Проблема, затронутая в публикуемом письме, — болевая точка в сознании многих (далеко не всех, разумеется) бывших советских граждан. Разговор о совокупной вине, о «соучастии» всех и каждого, о всеобщем национальном позоре еще только начинается в России. Человек умный и совестливый, кому выпало жить «при социализме», испытывает потребность в откровенной речи; оглядываясь назад и желая увидеть себя и свою эпоху в истинном свете, он испытывает потребность «высказаться». Тем более — архивист-историк, ясно понимающий, что такое записки современника и очевидца. Подобно многим, С.В. Житомирская в последние годы жизни пыталась, как видно, сказать о том, что просилось наружу, — о трагической участи своего поколения, надорвавшегося во внутренней борьбе с «режимом». Она обозначила эту тему предельно точно и судила (в том числе и саму себя) без обиняков: беспощадно и трезво.
1) Житомирская С. М.К. Азадовский — историк декабризма // Азадовский М.К. Страницы истории декабризма. Кн. 1. Иркутск, 1991. С. 51.
2) Декабристы. Новые материалы / Под ред. М.К. Азадовского. М., 1955.
3) Воспоминания о М.К. Азадовском / Сост., предисл., примеч. И.З. Ярневского. Иркутск, 1996. Об этой книге см.: Мельц М. Ученый, педагог, гражданин // Живая старина. 1997. № 1. С. 53; Фоняков И. <рец.> // Нева. 1997. № 7. С. 203—204; Арьев А. Воспоминания о М.К. Азадовском // Новый мир. 1997. № 11. С. 241—243.

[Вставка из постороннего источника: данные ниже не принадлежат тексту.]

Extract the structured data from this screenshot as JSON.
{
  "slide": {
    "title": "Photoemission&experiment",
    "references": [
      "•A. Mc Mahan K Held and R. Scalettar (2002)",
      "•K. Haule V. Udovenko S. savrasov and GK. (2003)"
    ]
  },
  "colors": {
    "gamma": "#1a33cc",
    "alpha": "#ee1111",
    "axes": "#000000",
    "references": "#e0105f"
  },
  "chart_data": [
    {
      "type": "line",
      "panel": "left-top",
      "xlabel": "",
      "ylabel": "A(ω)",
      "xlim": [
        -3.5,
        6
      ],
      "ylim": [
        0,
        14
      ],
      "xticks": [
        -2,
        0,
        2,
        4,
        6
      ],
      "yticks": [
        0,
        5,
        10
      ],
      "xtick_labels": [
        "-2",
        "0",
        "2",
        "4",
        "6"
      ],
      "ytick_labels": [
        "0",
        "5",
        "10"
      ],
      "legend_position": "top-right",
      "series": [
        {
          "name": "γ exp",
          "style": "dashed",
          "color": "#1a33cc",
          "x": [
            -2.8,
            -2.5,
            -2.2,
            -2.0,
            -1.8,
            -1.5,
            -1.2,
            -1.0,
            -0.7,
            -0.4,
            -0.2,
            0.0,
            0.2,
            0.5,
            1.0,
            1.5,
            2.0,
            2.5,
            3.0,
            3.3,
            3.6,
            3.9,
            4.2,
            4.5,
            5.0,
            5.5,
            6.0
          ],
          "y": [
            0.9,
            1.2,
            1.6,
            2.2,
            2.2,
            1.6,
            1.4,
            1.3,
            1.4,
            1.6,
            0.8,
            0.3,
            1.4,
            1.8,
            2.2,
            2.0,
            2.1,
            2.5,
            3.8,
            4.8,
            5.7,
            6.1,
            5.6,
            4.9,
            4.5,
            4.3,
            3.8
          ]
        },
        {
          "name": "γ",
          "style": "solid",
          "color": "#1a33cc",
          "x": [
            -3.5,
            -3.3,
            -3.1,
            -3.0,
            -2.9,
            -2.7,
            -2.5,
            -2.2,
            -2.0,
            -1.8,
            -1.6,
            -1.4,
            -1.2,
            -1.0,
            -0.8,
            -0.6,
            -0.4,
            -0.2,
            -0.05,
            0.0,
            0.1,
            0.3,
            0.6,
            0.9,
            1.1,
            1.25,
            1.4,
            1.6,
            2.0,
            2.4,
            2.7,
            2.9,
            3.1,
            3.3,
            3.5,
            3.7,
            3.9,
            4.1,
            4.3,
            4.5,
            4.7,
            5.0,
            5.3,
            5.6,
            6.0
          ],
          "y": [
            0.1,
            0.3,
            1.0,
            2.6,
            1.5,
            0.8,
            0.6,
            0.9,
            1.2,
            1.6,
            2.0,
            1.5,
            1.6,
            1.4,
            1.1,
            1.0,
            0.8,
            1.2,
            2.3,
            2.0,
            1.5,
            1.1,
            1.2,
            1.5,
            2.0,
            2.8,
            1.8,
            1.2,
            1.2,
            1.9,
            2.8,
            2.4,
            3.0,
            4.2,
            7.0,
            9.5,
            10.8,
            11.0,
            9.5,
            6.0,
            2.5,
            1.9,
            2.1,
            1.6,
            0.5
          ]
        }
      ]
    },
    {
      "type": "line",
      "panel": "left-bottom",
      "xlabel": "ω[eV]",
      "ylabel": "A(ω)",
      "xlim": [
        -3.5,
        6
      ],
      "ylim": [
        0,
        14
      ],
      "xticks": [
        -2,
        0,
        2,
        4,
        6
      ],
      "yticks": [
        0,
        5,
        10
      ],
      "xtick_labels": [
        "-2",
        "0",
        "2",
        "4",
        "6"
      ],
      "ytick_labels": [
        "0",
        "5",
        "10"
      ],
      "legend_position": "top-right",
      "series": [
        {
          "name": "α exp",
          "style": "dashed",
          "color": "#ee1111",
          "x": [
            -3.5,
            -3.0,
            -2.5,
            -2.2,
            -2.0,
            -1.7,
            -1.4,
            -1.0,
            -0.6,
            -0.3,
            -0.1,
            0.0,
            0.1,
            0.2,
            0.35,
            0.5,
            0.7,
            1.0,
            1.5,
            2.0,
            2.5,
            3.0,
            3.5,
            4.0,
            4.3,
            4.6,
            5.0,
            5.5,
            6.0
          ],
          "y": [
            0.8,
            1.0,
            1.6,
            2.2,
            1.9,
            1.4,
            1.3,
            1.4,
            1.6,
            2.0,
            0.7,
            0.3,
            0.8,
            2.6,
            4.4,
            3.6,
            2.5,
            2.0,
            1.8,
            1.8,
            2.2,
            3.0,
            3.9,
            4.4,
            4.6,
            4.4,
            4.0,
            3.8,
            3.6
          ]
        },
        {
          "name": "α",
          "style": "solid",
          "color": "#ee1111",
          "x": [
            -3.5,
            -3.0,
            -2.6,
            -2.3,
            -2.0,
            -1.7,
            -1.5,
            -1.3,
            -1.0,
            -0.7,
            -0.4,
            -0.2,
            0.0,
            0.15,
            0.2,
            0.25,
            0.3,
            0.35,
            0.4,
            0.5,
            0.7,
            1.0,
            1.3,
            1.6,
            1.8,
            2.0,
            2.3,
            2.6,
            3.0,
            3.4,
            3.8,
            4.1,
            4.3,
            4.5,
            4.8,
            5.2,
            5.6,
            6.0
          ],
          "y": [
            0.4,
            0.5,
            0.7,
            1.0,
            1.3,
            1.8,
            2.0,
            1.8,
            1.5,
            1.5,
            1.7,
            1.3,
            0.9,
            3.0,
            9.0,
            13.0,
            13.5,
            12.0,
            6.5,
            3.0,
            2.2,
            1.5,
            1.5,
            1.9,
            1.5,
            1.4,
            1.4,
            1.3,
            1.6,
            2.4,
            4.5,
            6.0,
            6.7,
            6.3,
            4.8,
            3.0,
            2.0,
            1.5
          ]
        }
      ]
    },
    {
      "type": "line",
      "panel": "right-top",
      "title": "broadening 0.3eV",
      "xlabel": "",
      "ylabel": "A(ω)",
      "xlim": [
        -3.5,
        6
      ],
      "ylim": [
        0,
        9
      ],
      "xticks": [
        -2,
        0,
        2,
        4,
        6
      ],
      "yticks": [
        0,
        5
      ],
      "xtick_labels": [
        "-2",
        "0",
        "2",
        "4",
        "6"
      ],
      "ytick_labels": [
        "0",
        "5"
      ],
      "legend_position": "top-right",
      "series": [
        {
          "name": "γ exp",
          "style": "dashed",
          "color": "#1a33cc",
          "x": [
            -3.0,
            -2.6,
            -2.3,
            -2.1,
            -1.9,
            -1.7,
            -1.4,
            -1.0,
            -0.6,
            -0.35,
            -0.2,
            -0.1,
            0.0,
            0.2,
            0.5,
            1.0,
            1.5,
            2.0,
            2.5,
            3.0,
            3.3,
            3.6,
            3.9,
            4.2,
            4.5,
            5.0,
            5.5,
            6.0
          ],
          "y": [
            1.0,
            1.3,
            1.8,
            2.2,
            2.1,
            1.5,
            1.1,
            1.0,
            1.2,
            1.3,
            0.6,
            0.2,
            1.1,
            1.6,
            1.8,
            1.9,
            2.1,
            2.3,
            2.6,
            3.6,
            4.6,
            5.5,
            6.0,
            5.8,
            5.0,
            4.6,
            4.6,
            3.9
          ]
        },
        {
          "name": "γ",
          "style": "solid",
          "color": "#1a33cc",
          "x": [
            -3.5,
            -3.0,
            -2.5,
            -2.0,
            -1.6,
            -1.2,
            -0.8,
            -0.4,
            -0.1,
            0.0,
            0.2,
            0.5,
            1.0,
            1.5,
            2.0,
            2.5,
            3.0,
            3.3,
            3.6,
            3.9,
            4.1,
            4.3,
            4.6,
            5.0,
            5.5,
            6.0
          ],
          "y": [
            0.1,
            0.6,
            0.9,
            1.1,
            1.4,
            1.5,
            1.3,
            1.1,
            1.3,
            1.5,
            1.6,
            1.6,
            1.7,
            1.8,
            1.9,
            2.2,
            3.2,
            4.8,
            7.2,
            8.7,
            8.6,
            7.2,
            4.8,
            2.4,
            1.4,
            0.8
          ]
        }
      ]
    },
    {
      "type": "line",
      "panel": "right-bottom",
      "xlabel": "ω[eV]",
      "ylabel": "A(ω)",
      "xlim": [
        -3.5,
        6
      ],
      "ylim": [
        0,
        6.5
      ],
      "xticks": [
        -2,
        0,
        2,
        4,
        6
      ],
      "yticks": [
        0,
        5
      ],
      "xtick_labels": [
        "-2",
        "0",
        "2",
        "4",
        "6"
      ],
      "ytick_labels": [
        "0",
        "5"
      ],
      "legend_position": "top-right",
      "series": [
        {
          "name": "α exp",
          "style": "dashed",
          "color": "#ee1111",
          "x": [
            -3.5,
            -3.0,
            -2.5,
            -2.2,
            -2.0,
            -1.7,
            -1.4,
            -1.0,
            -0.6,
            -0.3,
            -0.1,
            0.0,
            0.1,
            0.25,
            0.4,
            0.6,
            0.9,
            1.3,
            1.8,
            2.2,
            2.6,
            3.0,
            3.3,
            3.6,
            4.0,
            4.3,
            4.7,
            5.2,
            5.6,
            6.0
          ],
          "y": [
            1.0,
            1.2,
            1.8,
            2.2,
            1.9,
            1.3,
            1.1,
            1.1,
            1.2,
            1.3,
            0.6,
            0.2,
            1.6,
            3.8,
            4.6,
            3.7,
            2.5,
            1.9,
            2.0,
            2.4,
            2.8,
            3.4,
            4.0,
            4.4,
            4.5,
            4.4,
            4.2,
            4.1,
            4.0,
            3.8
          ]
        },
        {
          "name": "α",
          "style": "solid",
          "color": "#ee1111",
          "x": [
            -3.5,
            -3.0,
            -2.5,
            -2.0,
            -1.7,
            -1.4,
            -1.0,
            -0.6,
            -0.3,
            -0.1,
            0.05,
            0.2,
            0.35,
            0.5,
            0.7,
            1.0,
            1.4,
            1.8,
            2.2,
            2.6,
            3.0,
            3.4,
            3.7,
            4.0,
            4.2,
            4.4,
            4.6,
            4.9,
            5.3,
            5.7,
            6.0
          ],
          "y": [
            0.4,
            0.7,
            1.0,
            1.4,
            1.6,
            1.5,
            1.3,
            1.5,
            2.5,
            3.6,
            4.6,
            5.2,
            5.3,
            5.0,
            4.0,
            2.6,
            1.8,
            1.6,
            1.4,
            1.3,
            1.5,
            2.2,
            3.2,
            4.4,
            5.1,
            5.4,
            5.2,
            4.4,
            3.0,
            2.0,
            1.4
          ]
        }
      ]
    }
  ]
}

4) См.: Иванов С. Недоступная книга. Тираж воспоминаний о замечательном ученом арестован в типографии // Независимая газета. 1996. № 231. 7 декабря. С. 7.
5) См.: Житомирская С.В. Конец сюжета (Вокруг архива М.А. Булгакова) // НЛО. 1999. № 38. С. 212—229. Житомирская С.В. В условиях несвободы (Из записок архивиста) // Тыняновский сб. Вып. 11. Девятые Тыняновские чтения. Исследования. Материалы. М., 2002. С. 811–842. Готовится к изданию полный текст «Воспоминаний».
6) Ср. с близким по духу фрагментом из мемуаров С. Житомирской: В условиях несвободы (Из записок архивиста) // Тыняновский сборник. Вып. 11. М.: ОГИ, 2002. С. 813—814.